Completely Consumed (Addicted To You, Book Eight)

Agent Driscoll was watching me intently. He was not only tall, but thin.

 

Immediately I thought to myself that he could be knocked out with one punch. Guys like him, with long, skinny necks could almost always be punched out with one solid hit to the jaw. Their necks didn’t have enough muscle to keep the head steady.

 

“It’s obviously shocking to have federal agents show up at your door,” Driscoll said. “We understand that.”

 

I folded my arms. “You said this has to do with the gym that I attend?”

 

“It does,” Driscoll said, then looked to his partner.

 

Nick Cairns smiled a little. He was short and stocky, and when he smiled he looked angrier than he did when he wasn’t smiling. “How much do you know about Quarry Davenport, the owner and manager?”

 

I shrugged. “Not all that much. To be honest, I don’t really like him.”

 

“Oh, yeah? How come?”

 

I shut my mouth, realizing I’d already said too much. This is what they wanted.

 

They wanted me to sit down and have a friendly chat and start relaxing, letting my guard down. Then they’d slowly pull information out of me, and before long I’d have given them enough to get me and the entire gym into trouble.

 

But I wasn’t going to let myself fall for that trick. “You don’t have to like a guy to be coached by him. In fact, sometimes it’s better if you don’t,” was all that I said.

 

Nick’s grin widened. “You think we came down to your apartment to try and squeeze information out of you, Justin?”

 

It was as if he’d read my mind. These weren’t just dumb, local cops trying to get me to dime out on my friend over some pot charge. These were FBI agents, which meant that whatever else this was, it wasn’t smalltime. And they weren’t here messing around.

 

“I don’t know why you’re here.
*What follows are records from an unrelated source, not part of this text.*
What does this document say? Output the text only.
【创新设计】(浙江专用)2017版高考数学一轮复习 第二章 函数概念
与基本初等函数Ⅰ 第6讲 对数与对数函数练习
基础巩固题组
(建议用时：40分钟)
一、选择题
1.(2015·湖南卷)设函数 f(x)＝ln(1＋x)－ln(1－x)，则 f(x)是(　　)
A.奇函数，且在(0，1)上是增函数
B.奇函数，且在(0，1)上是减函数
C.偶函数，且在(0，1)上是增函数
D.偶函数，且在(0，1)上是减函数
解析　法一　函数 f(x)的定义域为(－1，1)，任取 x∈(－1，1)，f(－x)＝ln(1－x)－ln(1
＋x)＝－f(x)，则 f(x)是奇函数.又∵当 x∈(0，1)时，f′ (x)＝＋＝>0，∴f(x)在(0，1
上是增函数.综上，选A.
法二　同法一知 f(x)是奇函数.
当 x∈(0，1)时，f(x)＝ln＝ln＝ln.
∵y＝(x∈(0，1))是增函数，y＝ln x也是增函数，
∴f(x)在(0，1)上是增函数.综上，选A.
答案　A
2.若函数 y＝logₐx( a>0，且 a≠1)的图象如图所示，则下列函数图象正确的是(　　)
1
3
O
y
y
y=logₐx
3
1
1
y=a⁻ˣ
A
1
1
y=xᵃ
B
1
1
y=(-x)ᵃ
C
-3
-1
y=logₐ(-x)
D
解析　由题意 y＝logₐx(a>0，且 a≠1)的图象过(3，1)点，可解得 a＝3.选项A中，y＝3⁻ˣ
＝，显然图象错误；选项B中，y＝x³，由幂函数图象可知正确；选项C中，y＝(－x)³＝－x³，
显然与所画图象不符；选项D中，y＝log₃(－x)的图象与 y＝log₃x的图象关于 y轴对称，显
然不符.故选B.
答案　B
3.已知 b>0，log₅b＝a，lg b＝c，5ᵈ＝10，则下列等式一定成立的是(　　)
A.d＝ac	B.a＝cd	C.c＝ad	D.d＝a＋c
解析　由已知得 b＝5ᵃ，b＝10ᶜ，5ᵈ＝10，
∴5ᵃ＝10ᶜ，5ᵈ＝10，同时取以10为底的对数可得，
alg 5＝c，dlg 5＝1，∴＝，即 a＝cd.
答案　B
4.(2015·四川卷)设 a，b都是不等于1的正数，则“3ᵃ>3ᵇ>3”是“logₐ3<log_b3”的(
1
Maybe you could do me a favor and just tell me.”

 

Agent Driscoll was looking at a few of the wrestling trophies that were in a display case in the corner of the room. “You wrestled in states?”

 

I nodded, glancing at him. “Yeah.”

 

“You must have been damn good.”

 

“I was okay.”

 

He straightened up. “You weren’t using PED’s back then, too, were you?”

 

I didn’t even flinch. I looked that skinny fucker straight in the eye. “I’ve never used performance enhancing drugs.”

 

He put up his hands. “It was just a question—relax.”

 

Nick Cairns was watching me closely as I reacted to his partner. It was something like being in a fight against two guys at once. The second you tried to handle one punch from one guy, the next was cracking you upside the head.

 

“Listen,” Nick said softly. “You know that Quarry is dirty, right?”

 

I met his eyes and said nothing. I just swallowed. For some reason, I couldn’t lie to him. I wanted to. But something in me just wouldn’t let me do it.

 

He nodded, as if to himself. “I figured,” he said. “Well, we know he’s dirty too, Justin. And he’s into a lot of bad stuff—worse than you might even guess.”

 

“What’s that got to do with me?”

 

“Everything,” Driscoll said from over Nick’s shoulder. He came striding up next to him now. The two of them were facing me like a couple of threatening parents scolding a little kid.

 

“I don’t see how it’s any of my business,” I said. “I train at his gym but we’re not friends and he doesn’t tell me anything about what he does.”

 

“If only it was that simple,” Driscoll said.

 

“I think it is that simple,” I told him.

 

He chuckled. “Maybe we know better than you how this stuff works, seeing as how it’s what we do for a living and all.”

 

“Listen, if you’re just going to try and intimidate me, you probably should stop wasting your time.” I looked at them both, my eyes unwavering. “My job is fighting. I knock people out for a living. So I’m not going to piss in my pants because you come into my apartment and flash a couple of badges in my face.”

 

“That’s cute,” Driscoll said, looking at his shorter partner. “We should write that one down, huh?”

 

Nick Cairns was still watching me though. And he wasn’t smiling. “Yeah, we can write it down on the list of dumb shit that people say right before they get brought up on charges of racketeering, drug trafficking, and extortion.”

 

A jolt of electricity went through my spine when he said that I could be charged with those kinds of crimes. It felt similar to when I was about to fight, and the adrenaline dumped into my bloodstream. Suddenly, it was as though I could see everything in crystal clear detail: the green flecks of brown in Nick’s pupils, the lines in his forehead—

 

I could even make out every pore in his skin.

 

He had slightly yellow teeth, probably from drinking a thousand and one cups of coffee over the years, sitting at his shitty desk while he figured out ways to hurt innocent people like me.

 

I stared at him, feeling the first signs of pure rage in my body as I watched him looking back at me with his smug face.